At previous conferences, Bakker said, business leaders met in five-star hotels while government negotiators gathered in humbler if more massive sites. “The two groups never met,” he said. “This year for the first time, business and cities—the other main implementation agent—are actually invited inside the tent. CEOs and city mayors are getting invited to talk about, what are the solutions that are going to work?”

We need ambitious targets to push innovation, especially around energy, Beinecke said. “There has to be a major investment. That investment has to come from the private sector.”

Sukhdev pointed out that investors can play a role in guiding business by directing capital to socially responsible and sustainable companies. He cited data gathered by the Global Sustainable Investment Alliance that found investments using environmental, social, and governance factors in portfolio selection accounted for $21.4 trillion or 10% of global assets in 2014. At the same time, Sukhdev acknowledged, “The reality is that investor pressure will not change corporate behavior. We have to look somewhere deeper inside. We have to look to ethics as a center stage on which business needs to perform.”

There was agreement on the science, the stakes, and the need for progress. “We must act now,” Bakker said, if the world wants to meet the goal of staying below two degrees of warming. “This will not be a pleasant world two degrees warmer. It is going to be a world with lots of changes in sea levels, storms, droughts, and migration of millions of people. But that’s still what the scientists tell us could be a safe operating space.”

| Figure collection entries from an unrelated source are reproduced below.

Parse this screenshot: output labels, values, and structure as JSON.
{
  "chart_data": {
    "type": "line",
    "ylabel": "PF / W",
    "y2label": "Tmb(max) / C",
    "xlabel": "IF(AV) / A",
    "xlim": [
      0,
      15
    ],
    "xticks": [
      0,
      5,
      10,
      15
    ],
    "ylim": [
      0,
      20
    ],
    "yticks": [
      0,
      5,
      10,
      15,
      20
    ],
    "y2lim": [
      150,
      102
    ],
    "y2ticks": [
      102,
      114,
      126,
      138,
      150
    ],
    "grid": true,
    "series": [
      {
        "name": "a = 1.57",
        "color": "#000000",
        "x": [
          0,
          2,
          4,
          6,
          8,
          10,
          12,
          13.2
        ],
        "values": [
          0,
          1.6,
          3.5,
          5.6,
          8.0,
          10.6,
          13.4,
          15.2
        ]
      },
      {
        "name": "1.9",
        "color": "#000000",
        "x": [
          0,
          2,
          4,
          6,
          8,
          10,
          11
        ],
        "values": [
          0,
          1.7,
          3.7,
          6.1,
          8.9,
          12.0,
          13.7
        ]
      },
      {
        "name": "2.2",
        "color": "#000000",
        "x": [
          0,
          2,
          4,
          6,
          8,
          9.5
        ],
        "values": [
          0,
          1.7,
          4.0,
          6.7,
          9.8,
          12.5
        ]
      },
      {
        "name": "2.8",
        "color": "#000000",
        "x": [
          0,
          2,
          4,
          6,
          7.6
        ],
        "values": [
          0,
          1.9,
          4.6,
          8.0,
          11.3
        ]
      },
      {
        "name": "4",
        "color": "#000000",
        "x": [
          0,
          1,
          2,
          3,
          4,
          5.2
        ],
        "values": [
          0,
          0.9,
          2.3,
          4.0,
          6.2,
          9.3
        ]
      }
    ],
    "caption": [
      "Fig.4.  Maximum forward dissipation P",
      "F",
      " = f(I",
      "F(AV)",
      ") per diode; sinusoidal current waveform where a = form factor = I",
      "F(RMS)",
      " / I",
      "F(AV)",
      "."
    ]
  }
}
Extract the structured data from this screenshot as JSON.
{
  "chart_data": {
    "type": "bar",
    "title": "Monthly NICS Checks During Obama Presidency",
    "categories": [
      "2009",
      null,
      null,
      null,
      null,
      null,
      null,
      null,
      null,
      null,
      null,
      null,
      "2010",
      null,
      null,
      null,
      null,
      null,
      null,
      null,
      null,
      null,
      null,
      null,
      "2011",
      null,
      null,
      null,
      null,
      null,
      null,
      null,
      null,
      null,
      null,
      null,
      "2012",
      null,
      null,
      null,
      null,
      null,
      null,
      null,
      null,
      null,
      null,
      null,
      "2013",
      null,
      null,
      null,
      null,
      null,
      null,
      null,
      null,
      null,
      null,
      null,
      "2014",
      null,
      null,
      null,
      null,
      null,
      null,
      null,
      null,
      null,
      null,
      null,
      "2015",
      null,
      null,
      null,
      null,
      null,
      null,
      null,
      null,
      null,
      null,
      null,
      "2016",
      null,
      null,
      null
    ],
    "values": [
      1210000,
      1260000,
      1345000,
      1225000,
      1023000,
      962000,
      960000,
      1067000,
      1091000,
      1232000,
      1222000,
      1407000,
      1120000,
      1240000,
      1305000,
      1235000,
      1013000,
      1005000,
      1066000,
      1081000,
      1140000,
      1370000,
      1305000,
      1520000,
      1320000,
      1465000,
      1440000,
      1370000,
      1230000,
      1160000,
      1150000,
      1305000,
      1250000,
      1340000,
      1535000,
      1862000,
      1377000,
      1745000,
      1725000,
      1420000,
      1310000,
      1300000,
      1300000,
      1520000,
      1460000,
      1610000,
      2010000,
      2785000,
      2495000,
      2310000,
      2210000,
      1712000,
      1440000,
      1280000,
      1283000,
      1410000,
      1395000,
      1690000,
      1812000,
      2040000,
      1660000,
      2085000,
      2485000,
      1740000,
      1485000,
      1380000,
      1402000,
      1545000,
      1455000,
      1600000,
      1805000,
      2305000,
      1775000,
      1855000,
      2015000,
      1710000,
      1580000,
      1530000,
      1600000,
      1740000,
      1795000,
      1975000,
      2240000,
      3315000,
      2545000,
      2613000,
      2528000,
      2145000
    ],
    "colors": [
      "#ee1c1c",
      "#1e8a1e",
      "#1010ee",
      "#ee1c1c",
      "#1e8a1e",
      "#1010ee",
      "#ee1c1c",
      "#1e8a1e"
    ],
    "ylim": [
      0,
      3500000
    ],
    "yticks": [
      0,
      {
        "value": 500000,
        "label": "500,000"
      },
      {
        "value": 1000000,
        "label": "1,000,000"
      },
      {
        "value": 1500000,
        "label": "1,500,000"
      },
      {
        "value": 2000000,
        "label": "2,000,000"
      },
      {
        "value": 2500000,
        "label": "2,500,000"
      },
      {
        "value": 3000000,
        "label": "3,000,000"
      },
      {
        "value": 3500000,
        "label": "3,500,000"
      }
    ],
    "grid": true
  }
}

Volkswagen’s fraud echoed throughout the discussion. Beinecke said, “I used to say that nothing shocked me. This has totally shocked me.” Bakker acknowledged that Volkswagen is a member of the World Business Council for Sustainable Development. While he said his organization hasn’t decided how to respond, he noted that if the scandal leads to revelations that other auto manufacturers have been cheating, it will cast doubt on business’s sustainability efforts more broadly.

Tucker offered the Yale School of Forestry and Environmental Studies as a model for the sort of change that is needed. She said that two philosophical threads go back to the school’s founding: Gifford Pinchot’s idea of wise use to produce the largest benefit for the largest number of people, and John Muir’s aesthetic and spiritual sense of nature. She sees those paired threads as powerful in their ability to attract many types of people to the effort to find a sustainable path: “That brings all humans into this discussion.”